New Delhi: India’s Finance Ministry has delivered a challenge to its revenue collectors: meet tax targets despite $20 billion of corporate tax cuts.
Through a video conference on December 16, officials were exhorted to meet the direct tax mop-up target of Rs13.4 trillion ($187 billion), a government official told reporters. Collection in the eight months to November grew at 5 per cent from a year earlier, against the desired 17 per cent.
The missive shows Prime Minister Narendra Modi’s urgent need to buoy public finances in a slowing economy where April-November tax collections were half the amount budgeted. Authorities withheld some payments to states and have capped ministries’ expenditure as the fiscal deficit ballooned beyond target.
The government’s efforts to maintain its deficit goal goes against advice from some quarters, including central bank Governor Shaktikanta Das, who urged more spending to spur economic growth.
It’s uncertain though how much room Modi’s administration has to boost expenditure, given that it may already be borrowing as much as 540 billion rupees through state-run companies, a figure that isn’t reflected on the federal balance sheet. Uncertainty about public finances pushed up sovereign yields in November and December, compelling Das to announce unconventional policies to keep costs in check.

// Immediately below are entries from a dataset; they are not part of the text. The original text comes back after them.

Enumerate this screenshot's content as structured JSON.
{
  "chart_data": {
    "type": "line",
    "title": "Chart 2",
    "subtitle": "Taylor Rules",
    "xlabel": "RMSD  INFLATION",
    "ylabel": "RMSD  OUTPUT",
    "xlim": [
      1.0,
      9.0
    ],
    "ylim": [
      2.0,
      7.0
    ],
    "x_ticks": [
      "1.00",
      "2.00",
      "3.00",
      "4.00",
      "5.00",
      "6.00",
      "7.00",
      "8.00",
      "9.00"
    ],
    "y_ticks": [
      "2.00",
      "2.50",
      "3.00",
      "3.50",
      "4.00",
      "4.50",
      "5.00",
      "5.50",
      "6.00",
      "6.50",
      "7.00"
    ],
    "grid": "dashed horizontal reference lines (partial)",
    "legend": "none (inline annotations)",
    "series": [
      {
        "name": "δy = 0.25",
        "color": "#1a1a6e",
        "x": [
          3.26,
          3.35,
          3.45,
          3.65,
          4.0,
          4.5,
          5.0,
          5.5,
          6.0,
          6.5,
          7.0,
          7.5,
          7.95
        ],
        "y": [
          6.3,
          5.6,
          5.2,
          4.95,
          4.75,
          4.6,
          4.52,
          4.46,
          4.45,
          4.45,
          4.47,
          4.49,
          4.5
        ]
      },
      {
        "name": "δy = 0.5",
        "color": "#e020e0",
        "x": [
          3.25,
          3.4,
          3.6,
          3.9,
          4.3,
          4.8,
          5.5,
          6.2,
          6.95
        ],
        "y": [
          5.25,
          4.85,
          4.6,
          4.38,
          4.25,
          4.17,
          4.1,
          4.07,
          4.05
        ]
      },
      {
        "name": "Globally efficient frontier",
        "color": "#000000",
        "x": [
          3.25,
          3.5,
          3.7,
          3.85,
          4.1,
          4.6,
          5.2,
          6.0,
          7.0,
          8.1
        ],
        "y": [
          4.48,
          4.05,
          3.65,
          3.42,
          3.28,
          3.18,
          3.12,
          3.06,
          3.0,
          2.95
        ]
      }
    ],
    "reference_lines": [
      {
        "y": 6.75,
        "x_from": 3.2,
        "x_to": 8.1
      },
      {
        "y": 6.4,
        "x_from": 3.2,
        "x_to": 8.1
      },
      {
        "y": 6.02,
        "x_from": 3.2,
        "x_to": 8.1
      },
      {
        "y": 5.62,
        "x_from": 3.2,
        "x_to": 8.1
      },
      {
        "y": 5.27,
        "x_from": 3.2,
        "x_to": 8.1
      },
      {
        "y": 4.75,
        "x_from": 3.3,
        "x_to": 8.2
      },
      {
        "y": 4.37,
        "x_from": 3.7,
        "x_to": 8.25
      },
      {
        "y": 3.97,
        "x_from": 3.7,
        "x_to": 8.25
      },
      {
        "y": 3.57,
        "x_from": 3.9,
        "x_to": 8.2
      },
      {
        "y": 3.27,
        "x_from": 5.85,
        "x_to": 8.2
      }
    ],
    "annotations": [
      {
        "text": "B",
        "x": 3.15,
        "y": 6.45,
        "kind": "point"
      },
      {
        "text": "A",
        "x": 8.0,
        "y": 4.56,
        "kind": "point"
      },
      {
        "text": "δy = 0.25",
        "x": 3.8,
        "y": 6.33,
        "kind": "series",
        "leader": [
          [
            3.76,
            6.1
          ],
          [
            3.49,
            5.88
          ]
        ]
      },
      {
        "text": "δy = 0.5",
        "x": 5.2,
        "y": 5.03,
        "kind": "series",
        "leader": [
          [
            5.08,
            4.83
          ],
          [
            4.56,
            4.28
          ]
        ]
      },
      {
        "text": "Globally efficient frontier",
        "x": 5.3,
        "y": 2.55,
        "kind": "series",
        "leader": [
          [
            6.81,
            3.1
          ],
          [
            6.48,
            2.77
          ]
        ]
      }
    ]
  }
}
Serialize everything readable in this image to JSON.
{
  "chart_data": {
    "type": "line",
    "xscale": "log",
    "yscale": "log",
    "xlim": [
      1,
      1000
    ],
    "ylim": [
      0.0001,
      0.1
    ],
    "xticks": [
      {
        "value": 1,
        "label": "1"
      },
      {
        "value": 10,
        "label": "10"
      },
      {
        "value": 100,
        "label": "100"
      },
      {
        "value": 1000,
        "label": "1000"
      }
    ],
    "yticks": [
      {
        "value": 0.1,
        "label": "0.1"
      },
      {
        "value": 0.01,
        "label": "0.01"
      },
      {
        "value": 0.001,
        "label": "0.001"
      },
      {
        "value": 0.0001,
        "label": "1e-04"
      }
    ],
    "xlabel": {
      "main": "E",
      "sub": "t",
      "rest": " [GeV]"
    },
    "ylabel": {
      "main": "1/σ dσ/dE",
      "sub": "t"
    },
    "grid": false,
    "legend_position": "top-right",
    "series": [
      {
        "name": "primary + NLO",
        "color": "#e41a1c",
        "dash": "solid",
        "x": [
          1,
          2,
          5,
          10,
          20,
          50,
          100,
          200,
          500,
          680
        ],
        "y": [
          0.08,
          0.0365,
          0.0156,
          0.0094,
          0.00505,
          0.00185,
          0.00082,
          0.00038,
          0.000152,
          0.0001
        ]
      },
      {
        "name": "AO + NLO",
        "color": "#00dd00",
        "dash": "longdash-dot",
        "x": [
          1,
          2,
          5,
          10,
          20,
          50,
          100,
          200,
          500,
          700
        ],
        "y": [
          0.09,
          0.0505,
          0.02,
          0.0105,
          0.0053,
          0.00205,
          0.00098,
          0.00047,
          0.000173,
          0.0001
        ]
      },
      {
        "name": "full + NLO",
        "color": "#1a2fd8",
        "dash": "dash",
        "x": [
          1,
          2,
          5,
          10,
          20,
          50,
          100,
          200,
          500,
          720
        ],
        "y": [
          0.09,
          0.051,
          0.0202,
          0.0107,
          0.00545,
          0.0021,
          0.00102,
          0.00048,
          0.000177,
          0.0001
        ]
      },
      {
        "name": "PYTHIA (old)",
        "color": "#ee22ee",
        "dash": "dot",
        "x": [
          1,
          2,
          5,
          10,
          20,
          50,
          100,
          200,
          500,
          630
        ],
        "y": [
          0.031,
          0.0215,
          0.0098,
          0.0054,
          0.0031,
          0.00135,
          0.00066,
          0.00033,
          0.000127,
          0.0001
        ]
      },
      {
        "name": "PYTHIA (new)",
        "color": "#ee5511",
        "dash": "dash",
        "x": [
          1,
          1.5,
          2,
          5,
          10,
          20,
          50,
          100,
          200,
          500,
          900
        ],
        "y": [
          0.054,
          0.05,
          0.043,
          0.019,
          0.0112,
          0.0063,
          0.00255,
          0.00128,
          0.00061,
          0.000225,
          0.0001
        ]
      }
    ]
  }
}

“This is not a time to conceal the fiscal deficit by off-budget borrowing or deferring payments,” said Indira Rajaraman, an economist and a former member of the Reserve Bank of India’s board. “If they were to stick to the target, that would be catastrophic because there is so much pump priming that is needed right now.”
India’s gross domestic product grew 4.5 per cent in the quarter ended September, the slowest pace in more than six years as both consumption and investments cooled in Asia’s third-largest economy. Only government spending supported the expansion, piling pressure on Modi to keep stimulating.
S&P Global Ratings warned in December it may downgrade India’s sovereign ratings if economic growth doesn’t recover.
Government support seems to be waning now, with ministries asked to cap spending in the final quarter of the financial year at 25 per cent of the amount budgeted rather than 33 per cent allowed earlier. This new rule will hamstring sectors including agriculture, aviation and coal, where not even half of annual targets have been disbursed.
As the federal government runs short of money, it’s been delaying payouts to state administrations. Private hospitals have threatened to suspend cashless services to government employees over non-payment of dues, while a builder informed the stock exchange about delayed rental payments from no less than the tax office itself.
India is considering a litigation-settlement plan that will allow companies to exit lingering tax disputes by paying a portion of the money demanded by the government, the Economic Times newspaper reported on Saturday. The move will help improve the ease of doing business besides unlocking a part of the almost Rs8 trillion ($111 billion) caught up in these disputes. The step, which is being considered as part of the annual budget, could also bridge India’s fiscal gap.
Finance Minister Nirmala Sitharaman has refused to comment on the deficit goal before the official budget presentation due February 1.
A deviation from target, if any, “will need to be balanced with a credible consolidation plan further-out,” said Radhika Rao, an economist at DBS Group Holdings Ltd. in Singapore.